The corrector's encoder is built using two two-dimensional convolutional layers. All layers have padding with zeros evenly. All the convolutional layers have a ReLU as the activation function. The first convolutional layer of the corrector's encoder has 64 kernels with a height and width of seven. The second has 128 kernels with a height and width of seven. The output of the corrector's encoder has a shape of [25, 25, 128]. The corrector's decoder is built using three two-dimensional convolutional layers. All layers have padding with zeros evenly. All the convolutional layers have a ReLU as the activation function. The first convolutional layer of the corrector's decoder has 64 kernels with a height and width of seven. The second has 32 kernels with a height and width of seven. Finally, the third has a kernel with a height and width of seven. The output of the corrector's decoder has a shape of [25, 25, 1].

Most of the above details are summarized in Table 1. The original pixel values can be recovered by multiplying by 255. For the first-order gradient-based optimization, we used the Adam algorithm57 and the mean squared error as a loss function. The corrector model has a total of 908,161 network parameters. Despite that the number of network parameters involved in the corrector is larger than in the main autoencoder, the computation time is negligible because it is applied to the reduced space (625 pixels instead 3 × 6 pixels). The average bottleneck model \(R^2\) score is \(93\%\) on the 300 test cases (data never seen before by the model). Even if the corrector model \(R^2\) score is slightly poorer (if compared with the \(R^2=95\%\) resulting from using only the bottleneck model without the corrector discussed in the previous subsection), the overall accuracy of the full prediction model was improved, resulting in a mean NRMSE decrease of 2% and a mean FMS increase of 5%.
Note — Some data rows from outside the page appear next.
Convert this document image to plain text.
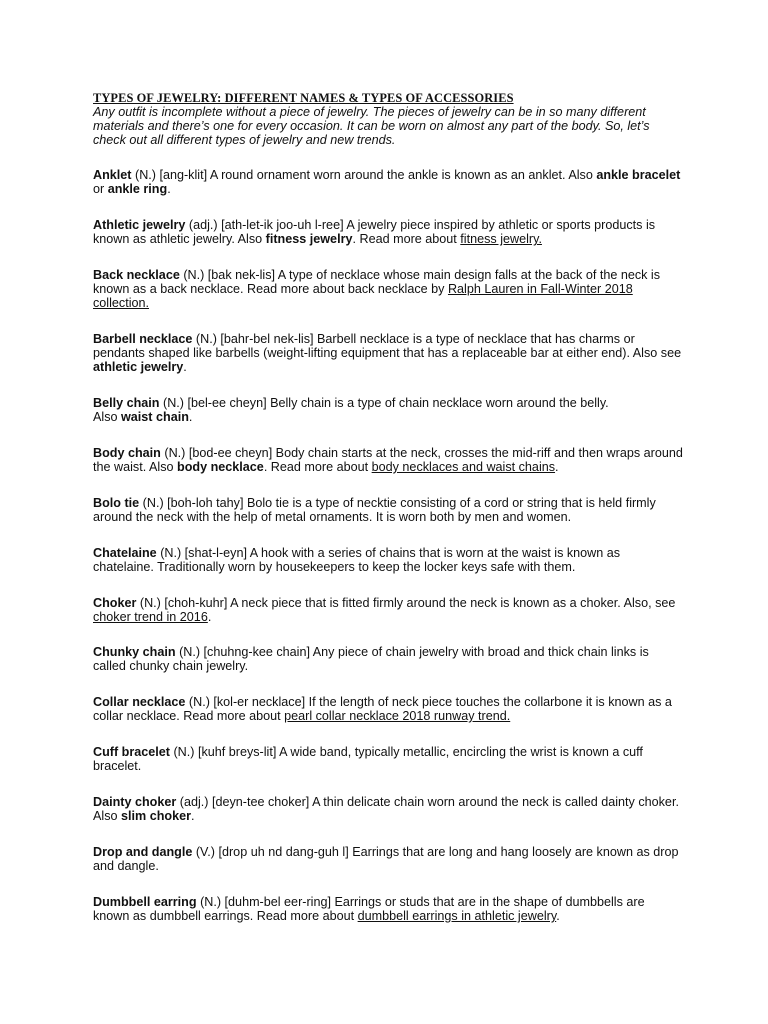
TYPES OF JEWELRY: DIFFERENT NAMES & TYPES OF ACCESSORIES

Any outfit is incomplete without a piece of jewelry. The pieces of jewelry can be in so many different materials and there’s one for every occasion. It can be worn on almost any part of the body. So, let’s check out all different types of jewelry and new trends.

Anklet (N.) [ang-klit] A round ornament worn around the ankle is known as an anklet. Also ankle bracelet or ankle ring.

Athletic jewelry (adj.) [ath-let-ik joo-uh l-ree] A jewelry piece inspired by athletic or sports products is known as athletic jewelry. Also fitness jewelry. Read more about fitness jewelry.

Back necklace (N.) [bak nek-lis] A type of necklace whose main design falls at the back of the neck is known as a back necklace. Read more about back necklace by Ralph Lauren in Fall-Winter 2018 collection.

Barbell necklace (N.) [bahr-bel nek-lis] Barbell necklace is a type of necklace that has charms or pendants shaped like barbells (weight-lifting equipment that has a replaceable bar at either end). Also see athletic jewelry.

Belly chain (N.) [bel-ee cheyn] Belly chain is a type of chain necklace worn around the belly.
Also waist chain.

Body chain (N.) [bod-ee cheyn] Body chain starts at the neck, crosses the mid-riff and then wraps around the waist. Also body necklace. Read more about body necklaces and waist chains.

Bolo tie (N.) [boh-loh tahy] Bolo tie is a type of necktie consisting of a cord or string that is held firmly around the neck with the help of metal ornaments. It is worn both by men and women.

Chatelaine (N.) [shat-l-eyn] A hook with a series of chains that is worn at the waist is known as chatelaine. Traditionally worn by housekeepers to keep the locker keys safe with them.

Choker (N.) [choh-kuhr] A neck piece that is fitted firmly around the neck is known as a choker. Also, see choker trend in 2016.

Chunky chain (N.) [chuhng-kee chain] Any piece of chain jewelry with broad and thick chain links is called chunky chain jewelry.

Collar necklace (N.) [kol-er necklace] If the length of neck piece touches the collarbone it is known as a collar necklace. Read more about pearl collar necklace 2018 runway trend.

Cuff bracelet (N.) [kuhf breys-lit] A wide band, typically metallic, encircling the wrist is known a cuff bracelet.

Dainty choker (adj.) [deyn-tee choker] A thin delicate chain worn around the neck is called dainty choker. Also slim choker.

Drop and dangle (V.) [drop uh nd dang-guh l] Earrings that are long and hang loosely are known as drop and dangle.

Dumbbell earring (N.) [duhm-bel eer-ring] Earrings or studs that are in the shape of dumbbells are known as dumbbell earrings. Read more about dumbbell earrings in athletic jewelry.
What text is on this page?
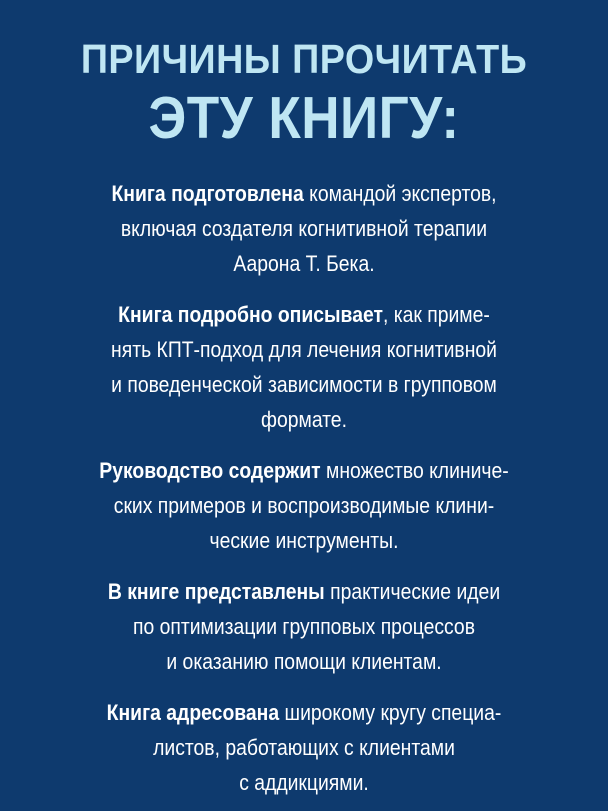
ПРИЧИНЫ ПРОЧИТАТЬ
ЭТУ КНИГУ:
Книга подготовлена командой экспертов,
включая создателя когнитивной терапии
Аарона Т. Бека.
Книга подробно описывает, как приме-
нять КПТ-подход для лечения когнитивной
и поведенческой зависимости в групповом
формате.
Руководство содержит множество клиниче-
ских примеров и воспроизводимые клини-
ческие инструменты.
В книге представлены практические идеи
по оптимизации групповых процессов
и оказанию помощи клиентам.
Книга адресована широкому кругу специа-
листов, работающих с клиентами
с аддикциями.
The ABM model consists of aligning the three different independent models described in the previous sections. First, the bottleneck model connecting four scalar quantities (\(s_x,s_y,w_u,w_v\)) to the grayscale latent space of shape [25, 25, 1]; second, correcting the grayscale latent space of shape [25, 25, 1] through the corrector model obtaining a corrected grayscale latent space of shape [25, 25, 1]; and third connecting the estimated corrected latent space to the high-resolution prediction of the deposition spatial pattern color image of shape [1000, 1000, 3], through the decoder. Figure 3 shows a schematic representation of the process described. It is worth mentioning that the same split of training, validation, and testing cases was used throughout the training, validation, and testing process for each of the models (bottleneck, corrector, and autoencoder).